It definitely feels like a change of culture at the National Bank of Ukraine, from the collegiate, flat structure under previous governors Valerie Gontareva and Yakov Smoliy back to a more old school, centralized management under Kyrylo Shevchenko.

Shevchenko, I think, likes to keep a firm grip on the institution, and most things are run through him. So deputy governors speaking to the media and highlighting some of the challenges will likely not go down very well.

I am still asking why President Volodymyr Zelensky felt the need to remove Smoliy last year and replace him with Shevchenko given that, at least on the monetary and exchange rate front, not that much has changed. I think there’s this old school (tempted to say legacy Soviet-style) idea of loyalty, and ensuring that the NBU is not seen as a source of criticism of broader economic policy in the country.

Under Gontareva and Smoliy, board members were active in trying to push the broader reform agenda forward and that quite often meant being vocal where they saw backward movement, particularly in their areas of competence, and therein it is related mostly to the challenges facing the banking sector.
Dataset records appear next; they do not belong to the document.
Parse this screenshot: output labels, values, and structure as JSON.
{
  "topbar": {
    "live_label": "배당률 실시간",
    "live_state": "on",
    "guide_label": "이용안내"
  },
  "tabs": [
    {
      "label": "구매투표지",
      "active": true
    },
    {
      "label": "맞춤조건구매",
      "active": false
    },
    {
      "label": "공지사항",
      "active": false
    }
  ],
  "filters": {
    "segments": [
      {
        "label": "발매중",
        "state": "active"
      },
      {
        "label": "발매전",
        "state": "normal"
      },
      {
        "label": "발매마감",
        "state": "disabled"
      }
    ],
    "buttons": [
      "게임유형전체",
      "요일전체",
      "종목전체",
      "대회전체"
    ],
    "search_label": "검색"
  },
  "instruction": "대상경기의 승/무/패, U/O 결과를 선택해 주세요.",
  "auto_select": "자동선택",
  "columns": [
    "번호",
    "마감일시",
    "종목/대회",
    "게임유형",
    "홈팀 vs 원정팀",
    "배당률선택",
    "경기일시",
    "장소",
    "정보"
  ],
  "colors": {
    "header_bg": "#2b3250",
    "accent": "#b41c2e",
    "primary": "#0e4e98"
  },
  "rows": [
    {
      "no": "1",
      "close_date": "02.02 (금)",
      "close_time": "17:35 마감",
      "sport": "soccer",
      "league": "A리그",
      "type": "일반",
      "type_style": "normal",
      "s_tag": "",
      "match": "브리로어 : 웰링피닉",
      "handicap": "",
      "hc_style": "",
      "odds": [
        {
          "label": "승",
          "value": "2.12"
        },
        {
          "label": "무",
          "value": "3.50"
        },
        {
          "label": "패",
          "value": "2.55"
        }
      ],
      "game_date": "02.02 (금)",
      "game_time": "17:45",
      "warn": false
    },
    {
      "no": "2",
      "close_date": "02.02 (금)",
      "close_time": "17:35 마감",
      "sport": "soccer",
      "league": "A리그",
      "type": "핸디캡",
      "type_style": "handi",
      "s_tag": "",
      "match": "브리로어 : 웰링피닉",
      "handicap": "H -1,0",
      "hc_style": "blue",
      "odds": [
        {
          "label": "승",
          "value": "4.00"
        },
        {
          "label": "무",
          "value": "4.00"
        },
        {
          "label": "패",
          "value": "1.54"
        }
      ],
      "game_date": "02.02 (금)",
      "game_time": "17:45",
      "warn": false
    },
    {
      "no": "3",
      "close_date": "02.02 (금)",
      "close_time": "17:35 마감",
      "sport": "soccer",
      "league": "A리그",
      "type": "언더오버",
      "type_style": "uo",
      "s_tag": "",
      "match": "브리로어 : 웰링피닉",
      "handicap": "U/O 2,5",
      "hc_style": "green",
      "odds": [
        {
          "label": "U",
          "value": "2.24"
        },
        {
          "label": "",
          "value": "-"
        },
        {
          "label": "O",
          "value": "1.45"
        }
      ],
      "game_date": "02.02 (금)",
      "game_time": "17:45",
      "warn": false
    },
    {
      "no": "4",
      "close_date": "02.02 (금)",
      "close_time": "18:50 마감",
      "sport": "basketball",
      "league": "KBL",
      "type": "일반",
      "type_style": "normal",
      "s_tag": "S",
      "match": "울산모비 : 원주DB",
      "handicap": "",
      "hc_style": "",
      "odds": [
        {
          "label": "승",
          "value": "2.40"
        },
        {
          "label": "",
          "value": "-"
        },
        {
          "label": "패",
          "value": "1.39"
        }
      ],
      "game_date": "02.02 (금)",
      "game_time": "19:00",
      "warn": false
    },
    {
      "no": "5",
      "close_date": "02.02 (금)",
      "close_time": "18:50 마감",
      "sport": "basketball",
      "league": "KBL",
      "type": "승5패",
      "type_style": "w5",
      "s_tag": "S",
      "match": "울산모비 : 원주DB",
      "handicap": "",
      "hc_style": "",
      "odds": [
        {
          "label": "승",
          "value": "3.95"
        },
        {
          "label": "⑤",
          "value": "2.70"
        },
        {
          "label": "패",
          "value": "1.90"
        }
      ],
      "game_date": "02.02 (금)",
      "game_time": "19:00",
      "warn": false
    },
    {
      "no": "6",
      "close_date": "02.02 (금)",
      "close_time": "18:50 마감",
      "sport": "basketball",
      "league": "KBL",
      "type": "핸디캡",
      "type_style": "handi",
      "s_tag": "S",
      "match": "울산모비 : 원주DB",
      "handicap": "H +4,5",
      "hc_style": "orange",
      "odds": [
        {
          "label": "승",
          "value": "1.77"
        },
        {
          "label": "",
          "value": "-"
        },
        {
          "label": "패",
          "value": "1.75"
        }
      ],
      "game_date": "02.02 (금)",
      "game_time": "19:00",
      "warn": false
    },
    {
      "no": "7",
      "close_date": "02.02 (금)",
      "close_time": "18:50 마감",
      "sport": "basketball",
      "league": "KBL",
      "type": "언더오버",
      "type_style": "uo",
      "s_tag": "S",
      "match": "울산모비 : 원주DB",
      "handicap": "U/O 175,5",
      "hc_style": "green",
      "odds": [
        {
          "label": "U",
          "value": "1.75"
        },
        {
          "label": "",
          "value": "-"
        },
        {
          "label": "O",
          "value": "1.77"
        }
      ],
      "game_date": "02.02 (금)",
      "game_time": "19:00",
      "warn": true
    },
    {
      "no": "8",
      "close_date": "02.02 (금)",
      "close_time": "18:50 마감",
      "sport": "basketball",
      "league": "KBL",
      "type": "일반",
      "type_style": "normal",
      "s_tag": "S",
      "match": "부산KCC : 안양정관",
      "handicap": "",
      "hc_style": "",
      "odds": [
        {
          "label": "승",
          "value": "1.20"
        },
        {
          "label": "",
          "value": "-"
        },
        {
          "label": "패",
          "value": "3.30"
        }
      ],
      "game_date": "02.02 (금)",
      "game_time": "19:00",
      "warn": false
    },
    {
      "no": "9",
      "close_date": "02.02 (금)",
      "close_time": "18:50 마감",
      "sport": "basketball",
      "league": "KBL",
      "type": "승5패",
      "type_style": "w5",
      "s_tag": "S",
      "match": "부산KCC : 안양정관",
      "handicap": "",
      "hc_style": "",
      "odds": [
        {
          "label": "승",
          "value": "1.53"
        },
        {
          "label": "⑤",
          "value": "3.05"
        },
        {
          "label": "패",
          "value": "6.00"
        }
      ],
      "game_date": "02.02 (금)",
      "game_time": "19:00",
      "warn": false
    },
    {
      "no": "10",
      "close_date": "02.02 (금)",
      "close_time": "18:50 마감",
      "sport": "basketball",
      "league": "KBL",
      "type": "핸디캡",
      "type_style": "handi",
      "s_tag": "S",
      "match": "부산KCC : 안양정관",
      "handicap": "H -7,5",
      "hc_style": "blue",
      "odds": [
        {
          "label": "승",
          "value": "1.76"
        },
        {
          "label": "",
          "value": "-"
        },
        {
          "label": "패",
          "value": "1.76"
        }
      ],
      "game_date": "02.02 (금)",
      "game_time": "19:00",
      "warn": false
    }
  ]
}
I guess given the attacks they found themselves under around the PrivatBank issue, and more broadly oligarchs who had lost their banks in 2015-2017, and often from the Verkhovna Rada, and from within the Servant of the People faction in the Rada, they felt cornered and unsupported by the government and hence felt the need to speak out.

The extremity of those attacks – homes and car attacks, death threats – I guess provoked very emotive language often.

This was heartfelt. This likely would have come across as disloyal by some of those around Zelensky. Hence I guess that might explain the push to clear out the former management at the NBU and replace them with someone who might have been expected to owe a debt of loyalty to the administration for his appointment.

I don’t even want to get into the argument that supporters of billionaire oligarch Ihor Kolomoisky, member of parliament Oleksandr Dubinsky et al, were pushing the agenda to clear out the reformers from the NBU. Their constant criticism, and undermining, of the former NBU management, certainly did not help matters.